You can get rid of the above error by adding the appropriate line
to constructor RIB<A>::RIB<A>() inside rib.cc :

_admin_distances["your_protocol_name"] = <your_protocol_admin_distance>;

Unfortunately, currently all protocol admin distances are
hard-coded inside rib.cc. This should be fixed in the future.

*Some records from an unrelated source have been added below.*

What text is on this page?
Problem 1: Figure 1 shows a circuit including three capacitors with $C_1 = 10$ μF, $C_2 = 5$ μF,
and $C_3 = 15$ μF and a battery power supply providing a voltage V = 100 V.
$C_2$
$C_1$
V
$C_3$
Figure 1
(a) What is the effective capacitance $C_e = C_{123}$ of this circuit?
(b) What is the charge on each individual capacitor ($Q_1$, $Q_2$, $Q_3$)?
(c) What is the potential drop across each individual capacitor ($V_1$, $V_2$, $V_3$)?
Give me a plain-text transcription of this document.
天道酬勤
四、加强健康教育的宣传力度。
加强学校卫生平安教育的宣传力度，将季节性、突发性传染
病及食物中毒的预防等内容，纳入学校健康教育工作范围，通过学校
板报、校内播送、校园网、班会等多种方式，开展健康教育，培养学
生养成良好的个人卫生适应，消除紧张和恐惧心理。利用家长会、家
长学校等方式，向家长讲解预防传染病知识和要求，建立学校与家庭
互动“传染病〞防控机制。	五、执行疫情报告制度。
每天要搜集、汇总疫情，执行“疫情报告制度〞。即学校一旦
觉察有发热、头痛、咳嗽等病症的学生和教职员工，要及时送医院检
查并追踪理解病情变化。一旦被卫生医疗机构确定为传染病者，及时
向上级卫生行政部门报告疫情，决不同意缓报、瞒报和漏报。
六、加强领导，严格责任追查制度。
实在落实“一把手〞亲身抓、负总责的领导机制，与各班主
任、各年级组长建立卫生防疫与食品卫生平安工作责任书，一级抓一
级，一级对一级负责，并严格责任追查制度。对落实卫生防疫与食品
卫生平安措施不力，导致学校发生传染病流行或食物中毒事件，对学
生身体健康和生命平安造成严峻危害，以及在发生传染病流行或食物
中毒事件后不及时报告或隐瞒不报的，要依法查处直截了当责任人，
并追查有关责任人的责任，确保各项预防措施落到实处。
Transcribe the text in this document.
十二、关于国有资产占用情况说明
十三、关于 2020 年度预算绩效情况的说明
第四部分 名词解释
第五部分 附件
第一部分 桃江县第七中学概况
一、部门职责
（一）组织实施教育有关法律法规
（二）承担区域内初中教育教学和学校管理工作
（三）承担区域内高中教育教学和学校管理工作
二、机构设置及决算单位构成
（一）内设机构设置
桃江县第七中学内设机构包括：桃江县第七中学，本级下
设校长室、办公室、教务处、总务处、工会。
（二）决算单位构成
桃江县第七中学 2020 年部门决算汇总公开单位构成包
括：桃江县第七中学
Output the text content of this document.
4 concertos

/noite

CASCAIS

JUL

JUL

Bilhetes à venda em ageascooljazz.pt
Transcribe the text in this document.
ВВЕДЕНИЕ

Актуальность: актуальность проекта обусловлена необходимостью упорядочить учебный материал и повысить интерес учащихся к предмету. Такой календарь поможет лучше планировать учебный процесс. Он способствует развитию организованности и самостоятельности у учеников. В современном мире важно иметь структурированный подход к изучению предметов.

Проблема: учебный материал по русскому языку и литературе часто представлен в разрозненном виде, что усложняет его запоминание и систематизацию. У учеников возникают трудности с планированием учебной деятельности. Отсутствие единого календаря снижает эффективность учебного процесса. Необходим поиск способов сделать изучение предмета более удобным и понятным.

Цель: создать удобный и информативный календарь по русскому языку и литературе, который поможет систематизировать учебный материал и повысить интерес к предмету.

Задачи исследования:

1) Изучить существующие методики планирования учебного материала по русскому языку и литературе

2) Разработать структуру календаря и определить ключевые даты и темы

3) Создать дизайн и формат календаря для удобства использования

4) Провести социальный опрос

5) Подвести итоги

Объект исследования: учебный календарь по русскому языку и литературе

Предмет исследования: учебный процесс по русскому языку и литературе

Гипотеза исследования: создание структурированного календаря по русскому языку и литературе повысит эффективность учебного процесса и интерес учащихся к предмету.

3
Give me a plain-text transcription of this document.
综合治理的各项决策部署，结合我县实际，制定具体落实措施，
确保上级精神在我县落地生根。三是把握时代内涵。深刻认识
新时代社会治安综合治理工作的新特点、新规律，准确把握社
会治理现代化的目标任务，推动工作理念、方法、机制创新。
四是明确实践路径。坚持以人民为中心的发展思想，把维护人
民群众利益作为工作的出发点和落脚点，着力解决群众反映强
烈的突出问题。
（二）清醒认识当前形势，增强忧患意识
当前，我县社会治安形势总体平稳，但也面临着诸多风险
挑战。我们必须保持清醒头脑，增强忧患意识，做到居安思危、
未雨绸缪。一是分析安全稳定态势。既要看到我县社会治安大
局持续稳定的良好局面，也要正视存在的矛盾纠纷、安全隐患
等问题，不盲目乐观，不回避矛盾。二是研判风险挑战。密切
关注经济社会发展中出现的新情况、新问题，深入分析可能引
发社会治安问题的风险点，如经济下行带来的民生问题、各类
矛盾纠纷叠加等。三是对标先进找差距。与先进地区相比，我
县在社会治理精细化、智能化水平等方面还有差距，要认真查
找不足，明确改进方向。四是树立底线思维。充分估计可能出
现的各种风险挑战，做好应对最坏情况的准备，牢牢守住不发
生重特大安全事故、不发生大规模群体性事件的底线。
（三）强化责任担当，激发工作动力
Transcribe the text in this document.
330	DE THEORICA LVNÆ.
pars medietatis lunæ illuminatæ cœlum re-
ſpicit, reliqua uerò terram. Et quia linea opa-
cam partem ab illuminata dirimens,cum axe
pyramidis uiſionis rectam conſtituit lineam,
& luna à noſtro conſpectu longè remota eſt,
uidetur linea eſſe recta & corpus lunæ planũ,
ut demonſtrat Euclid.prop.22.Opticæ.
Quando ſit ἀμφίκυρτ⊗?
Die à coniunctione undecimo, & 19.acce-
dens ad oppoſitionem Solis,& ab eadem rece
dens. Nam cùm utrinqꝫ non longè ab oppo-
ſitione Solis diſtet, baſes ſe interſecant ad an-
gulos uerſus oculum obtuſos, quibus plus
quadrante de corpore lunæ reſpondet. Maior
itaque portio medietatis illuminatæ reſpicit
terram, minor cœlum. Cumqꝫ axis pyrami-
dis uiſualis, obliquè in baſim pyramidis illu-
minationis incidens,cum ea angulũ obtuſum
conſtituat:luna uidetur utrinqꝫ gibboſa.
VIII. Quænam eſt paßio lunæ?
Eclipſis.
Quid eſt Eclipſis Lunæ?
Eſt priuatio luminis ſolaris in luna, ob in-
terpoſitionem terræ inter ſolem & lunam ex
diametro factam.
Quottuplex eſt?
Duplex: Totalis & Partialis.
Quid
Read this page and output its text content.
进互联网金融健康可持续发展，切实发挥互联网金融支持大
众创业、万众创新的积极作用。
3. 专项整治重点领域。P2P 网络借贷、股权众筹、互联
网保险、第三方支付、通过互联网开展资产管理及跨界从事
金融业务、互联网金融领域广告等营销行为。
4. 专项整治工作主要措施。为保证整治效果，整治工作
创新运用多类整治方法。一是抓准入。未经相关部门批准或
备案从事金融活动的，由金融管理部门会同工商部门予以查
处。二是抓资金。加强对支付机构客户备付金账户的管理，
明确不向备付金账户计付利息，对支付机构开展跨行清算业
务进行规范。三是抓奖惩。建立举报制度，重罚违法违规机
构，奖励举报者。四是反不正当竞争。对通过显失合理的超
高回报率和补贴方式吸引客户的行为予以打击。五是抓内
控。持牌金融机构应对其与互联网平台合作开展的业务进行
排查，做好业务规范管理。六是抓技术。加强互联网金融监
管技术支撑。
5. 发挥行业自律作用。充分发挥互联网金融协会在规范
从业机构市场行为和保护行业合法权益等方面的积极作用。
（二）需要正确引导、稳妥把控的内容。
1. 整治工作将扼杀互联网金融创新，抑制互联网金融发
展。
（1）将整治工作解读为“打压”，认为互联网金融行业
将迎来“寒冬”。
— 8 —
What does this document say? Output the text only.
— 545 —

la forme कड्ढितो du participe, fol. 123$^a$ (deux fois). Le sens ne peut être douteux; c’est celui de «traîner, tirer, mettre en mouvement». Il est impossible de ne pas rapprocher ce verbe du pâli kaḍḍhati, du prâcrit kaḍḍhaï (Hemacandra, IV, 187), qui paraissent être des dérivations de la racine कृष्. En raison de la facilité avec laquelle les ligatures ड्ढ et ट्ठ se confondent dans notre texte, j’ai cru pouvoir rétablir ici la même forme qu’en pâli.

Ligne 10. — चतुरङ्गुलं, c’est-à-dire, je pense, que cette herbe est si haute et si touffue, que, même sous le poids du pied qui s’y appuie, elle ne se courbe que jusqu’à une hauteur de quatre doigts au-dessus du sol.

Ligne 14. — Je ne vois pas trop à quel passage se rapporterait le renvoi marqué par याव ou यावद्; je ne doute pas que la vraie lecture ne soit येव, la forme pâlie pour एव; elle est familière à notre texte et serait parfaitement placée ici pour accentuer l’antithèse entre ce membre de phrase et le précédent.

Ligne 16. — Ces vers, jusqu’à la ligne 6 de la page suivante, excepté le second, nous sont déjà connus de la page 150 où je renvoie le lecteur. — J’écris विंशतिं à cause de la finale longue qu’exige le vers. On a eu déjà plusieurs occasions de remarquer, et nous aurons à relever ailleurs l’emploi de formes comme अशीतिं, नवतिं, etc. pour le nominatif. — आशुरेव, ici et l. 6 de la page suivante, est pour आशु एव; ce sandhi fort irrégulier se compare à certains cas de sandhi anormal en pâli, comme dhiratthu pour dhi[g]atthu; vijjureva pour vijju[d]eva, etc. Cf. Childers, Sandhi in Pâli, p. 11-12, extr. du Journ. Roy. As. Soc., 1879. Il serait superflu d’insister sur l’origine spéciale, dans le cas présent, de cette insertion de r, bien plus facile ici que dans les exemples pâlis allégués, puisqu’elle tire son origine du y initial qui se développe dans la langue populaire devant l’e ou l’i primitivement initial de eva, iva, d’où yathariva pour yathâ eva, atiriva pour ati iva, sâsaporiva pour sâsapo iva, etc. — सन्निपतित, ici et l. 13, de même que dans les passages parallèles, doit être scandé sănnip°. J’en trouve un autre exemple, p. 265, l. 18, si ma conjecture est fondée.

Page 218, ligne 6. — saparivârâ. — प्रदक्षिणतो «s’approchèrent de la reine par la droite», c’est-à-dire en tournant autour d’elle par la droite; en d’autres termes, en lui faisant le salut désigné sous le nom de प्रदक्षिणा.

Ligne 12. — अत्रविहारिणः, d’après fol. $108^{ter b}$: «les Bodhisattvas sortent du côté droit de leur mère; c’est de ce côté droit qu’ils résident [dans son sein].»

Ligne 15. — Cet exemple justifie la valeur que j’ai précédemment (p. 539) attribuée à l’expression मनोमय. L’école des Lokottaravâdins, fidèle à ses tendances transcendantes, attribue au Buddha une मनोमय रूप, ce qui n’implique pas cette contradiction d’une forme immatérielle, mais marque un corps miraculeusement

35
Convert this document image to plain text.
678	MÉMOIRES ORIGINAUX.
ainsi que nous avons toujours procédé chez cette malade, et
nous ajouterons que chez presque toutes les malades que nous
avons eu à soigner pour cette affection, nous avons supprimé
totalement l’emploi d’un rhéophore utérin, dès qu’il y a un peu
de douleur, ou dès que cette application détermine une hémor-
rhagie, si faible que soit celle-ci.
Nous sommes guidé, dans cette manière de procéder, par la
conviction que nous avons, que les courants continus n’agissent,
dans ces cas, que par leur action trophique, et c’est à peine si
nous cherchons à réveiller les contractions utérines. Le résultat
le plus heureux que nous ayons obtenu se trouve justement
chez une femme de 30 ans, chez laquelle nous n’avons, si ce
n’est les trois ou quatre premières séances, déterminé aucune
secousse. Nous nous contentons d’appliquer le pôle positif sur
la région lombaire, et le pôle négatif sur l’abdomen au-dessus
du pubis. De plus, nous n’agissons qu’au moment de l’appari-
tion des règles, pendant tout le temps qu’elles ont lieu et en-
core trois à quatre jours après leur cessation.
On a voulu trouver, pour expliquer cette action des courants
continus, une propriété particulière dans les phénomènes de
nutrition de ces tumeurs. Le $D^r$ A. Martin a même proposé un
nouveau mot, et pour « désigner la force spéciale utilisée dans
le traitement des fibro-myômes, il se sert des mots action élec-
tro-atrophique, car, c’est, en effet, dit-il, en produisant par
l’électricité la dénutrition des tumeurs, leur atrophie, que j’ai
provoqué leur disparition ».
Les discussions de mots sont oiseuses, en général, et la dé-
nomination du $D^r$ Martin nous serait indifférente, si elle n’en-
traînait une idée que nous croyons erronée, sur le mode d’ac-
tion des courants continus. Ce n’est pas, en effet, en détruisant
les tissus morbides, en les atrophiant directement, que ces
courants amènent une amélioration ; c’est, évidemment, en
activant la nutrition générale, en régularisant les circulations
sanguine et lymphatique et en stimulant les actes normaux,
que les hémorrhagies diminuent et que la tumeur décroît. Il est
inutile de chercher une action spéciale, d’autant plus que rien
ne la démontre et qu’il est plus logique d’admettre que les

Though, I believe the above error message is not related to the next
error...

> 
> Then, when I add a new route (unicast) , it seems to send the XRL 
> correctly, but the callback is never called...
> 
>                  success = _xrl_rib_client.send_add_interface_route4(
>                      _rib_target.c_str(),
>                      TestNode::protocol_name(),
>                      true /* unicast */,
>                      false /* multicast */,
>                      test_route.network().get_ipv4net(),
>                      test_route.nexthop().get_ipv4(),
>                      test_route.ifname(),
>                      test_route.vifname(),
>                      test_route.metric(),
>                      callback(this, 
> &XrlTestNode::send_rib_route_change_cb));
> 
> Some seconds after this, I get the following report in the router manager:
> 
> [ 2004/12/15 16:47:46  ERROR xorp_rtrmgr:2116 FINDER +85 
> finder_xrl_queue.hh dispatch_cb ] Sent xrl got response 211 Reply timed out
> [ 2004/12/15 16:47:46  ERROR xorp_rtrmgr:2116 FINDER +85 
> finder_xrl_queue.hh dispatch_cb ] Sent xrl got response 211 Reply timed out
> [ 2004/12/15 16:47:46 INFO xorp_rib RIB ] Received death event for 
> protocol test shutting down -------
> OriginTable: test
> IGP
> next table = Redist:test
> 
> It seems to me that the RIB tries to call the callback function I have 
> sent in the send_add_interface_route4 call, but for some reason it 
> times-out. And finally, the router manager thinks that my routing 
> protocol died, but in fact it keeps running as nothing has happened. 
> Does anybody have any idea of what could be happening? Why the RIB can 
> not call the callback function?

It looks to me that the XORP eventloop in your process is not
running properly, hence your process doesn't respond to the FINDER
periodic probes, and it fails to process the XRL result from the RIB
response.
When you integrate the XORP eventloop in your process, make sure
that this eventloop is run promptly.

Regards,
Pavlin